I have spoken much from my own examples today. I wanted to start off the dialogue. I used my examples that I could set a precedent of self honesty. I want you to see who I am, and I want to see who you are. Not only the you that comes into this building, but all of the you the interacts with Christ. I encourage all of you to consider what you check at the door. Do you leave behind your job, your worries about money, your bitterness about traffic, your fear of death, or rejection, your love of something “unacceptable”. What parts of Christ are you keeping from me because you are afraid? What parts are for my own safety? What parts are you keeping from others in this church? Let us start the dialogue. I must always, because I am afraid of humanity, give the caution to move wisely. However simultaneously I will remind us all as we hopefully embark on a journey of exploring each other and the parts of Christ we find in each other, that grace is a gift from God. And that just as it is okay for me to express to you that there is a part of Christ for me that loves loving homosexuals, it is just as okay for you to express to me that that makes you uncomfortable. It is so important that we are dialoging. As a body of believers we must realize what affects one of us affects us all. When an eye ceases to see, the feet become unsure. I have chosen you, I have chosen your weaknesses. It is not our place to choose each other and then shun each other’s weaknesses. Rather it is our place to embrace those weaknesses and work to keep each other from sin.

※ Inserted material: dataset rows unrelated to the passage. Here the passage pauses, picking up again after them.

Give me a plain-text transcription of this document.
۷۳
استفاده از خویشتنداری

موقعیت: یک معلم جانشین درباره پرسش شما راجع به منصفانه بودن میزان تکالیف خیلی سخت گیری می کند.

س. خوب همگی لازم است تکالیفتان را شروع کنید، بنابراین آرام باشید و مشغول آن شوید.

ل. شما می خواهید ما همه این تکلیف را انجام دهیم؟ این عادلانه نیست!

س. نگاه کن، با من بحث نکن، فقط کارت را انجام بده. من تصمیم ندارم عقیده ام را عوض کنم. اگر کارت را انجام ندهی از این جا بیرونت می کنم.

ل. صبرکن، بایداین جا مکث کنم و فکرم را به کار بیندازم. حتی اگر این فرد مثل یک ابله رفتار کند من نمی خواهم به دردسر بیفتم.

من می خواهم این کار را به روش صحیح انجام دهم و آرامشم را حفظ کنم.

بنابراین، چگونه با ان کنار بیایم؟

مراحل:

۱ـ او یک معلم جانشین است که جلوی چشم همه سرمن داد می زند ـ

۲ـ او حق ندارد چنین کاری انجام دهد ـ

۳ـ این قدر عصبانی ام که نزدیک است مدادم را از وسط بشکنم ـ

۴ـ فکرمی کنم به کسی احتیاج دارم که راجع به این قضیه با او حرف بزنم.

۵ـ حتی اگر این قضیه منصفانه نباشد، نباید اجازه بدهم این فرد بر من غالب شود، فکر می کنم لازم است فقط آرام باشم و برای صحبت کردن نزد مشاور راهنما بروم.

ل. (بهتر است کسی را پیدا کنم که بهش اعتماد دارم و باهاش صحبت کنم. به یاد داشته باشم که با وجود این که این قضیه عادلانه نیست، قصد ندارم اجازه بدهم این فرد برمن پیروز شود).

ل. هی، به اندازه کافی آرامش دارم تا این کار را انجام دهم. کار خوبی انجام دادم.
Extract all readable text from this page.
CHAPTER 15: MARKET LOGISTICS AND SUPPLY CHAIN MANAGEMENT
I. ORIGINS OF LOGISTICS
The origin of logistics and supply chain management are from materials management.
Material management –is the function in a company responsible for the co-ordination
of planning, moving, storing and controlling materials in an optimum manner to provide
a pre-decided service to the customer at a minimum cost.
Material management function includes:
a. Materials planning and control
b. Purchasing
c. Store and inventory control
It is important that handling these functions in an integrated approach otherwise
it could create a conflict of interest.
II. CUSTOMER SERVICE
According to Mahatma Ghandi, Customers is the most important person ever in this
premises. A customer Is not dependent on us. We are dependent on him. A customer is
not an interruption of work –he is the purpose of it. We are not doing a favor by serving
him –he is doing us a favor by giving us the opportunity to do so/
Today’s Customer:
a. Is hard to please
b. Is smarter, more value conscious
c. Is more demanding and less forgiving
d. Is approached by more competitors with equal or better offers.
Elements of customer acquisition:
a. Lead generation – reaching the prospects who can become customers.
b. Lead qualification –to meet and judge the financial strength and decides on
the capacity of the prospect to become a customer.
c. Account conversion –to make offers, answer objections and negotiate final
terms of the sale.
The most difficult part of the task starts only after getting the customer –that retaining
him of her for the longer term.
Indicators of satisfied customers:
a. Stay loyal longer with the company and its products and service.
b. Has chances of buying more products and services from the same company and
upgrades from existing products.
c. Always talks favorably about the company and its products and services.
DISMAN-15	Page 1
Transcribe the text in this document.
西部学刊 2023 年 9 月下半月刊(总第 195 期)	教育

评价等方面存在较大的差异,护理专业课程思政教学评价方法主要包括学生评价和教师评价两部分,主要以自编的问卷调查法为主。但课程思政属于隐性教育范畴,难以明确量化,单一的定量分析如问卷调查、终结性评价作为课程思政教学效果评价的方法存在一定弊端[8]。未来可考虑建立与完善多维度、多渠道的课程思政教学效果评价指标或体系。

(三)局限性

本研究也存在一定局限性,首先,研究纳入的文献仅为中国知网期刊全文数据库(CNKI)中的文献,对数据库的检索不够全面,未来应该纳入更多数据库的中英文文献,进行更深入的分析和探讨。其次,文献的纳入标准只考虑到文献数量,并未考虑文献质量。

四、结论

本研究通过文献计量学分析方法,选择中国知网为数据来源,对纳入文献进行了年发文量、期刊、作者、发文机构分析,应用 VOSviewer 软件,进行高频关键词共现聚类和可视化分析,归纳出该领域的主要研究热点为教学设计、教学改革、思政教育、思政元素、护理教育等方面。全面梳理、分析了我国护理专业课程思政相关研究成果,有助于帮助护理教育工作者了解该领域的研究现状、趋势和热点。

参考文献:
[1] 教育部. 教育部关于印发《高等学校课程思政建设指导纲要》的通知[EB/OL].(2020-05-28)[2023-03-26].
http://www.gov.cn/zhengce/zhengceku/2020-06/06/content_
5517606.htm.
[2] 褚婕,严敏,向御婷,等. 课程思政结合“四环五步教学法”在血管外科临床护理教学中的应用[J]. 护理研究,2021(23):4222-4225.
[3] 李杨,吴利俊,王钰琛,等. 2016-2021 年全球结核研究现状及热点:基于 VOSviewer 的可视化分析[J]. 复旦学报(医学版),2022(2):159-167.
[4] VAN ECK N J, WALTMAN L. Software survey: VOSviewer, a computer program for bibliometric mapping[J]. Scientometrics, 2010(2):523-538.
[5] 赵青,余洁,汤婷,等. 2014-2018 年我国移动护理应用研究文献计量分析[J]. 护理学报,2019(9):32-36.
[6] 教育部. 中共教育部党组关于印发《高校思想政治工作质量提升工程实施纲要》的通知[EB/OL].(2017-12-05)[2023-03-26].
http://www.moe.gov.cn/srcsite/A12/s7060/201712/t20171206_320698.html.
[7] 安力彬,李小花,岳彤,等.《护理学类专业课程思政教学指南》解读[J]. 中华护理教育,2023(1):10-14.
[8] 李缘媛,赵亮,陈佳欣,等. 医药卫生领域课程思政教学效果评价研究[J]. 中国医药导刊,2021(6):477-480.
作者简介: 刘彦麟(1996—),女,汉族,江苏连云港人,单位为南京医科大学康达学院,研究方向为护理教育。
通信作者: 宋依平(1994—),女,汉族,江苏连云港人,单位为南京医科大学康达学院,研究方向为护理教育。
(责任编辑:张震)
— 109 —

It would be a tragedy if in order to do that, though, we ceased to be who we are, who God has created us to be, who we are when we encounter Christ. That is not community. As Paul said, a foot should not become an eye in order to worship Jesus in a certain community. A foot should remain a foot and be the most footlike it be, and the eye should find joy in that. The most footlike I can be is to be a Protesting Catholic, daughter of a homeless man, daughter of a sinner who loves Jesus on her own, believer in a Jesus who does not condemn me or allow me to condemn others, lover of Arabic nations, and passionately celibate and single woman. What is the most footlike you can be (or eyelike, or handlike, or heartlike, or whatever!)
Please stand for this benediction
Let us move together toward a broader understanding of Christ, by gaining a broader understanding of our selves and of each other. “Blest be the tie that binds our hearts in Christian love. The fellowship of kindred minds is like to that above.”
1 comment:
I love you Becca. I love the way you put things, because they show so much more than just the words themselves. You make Jesus amazing.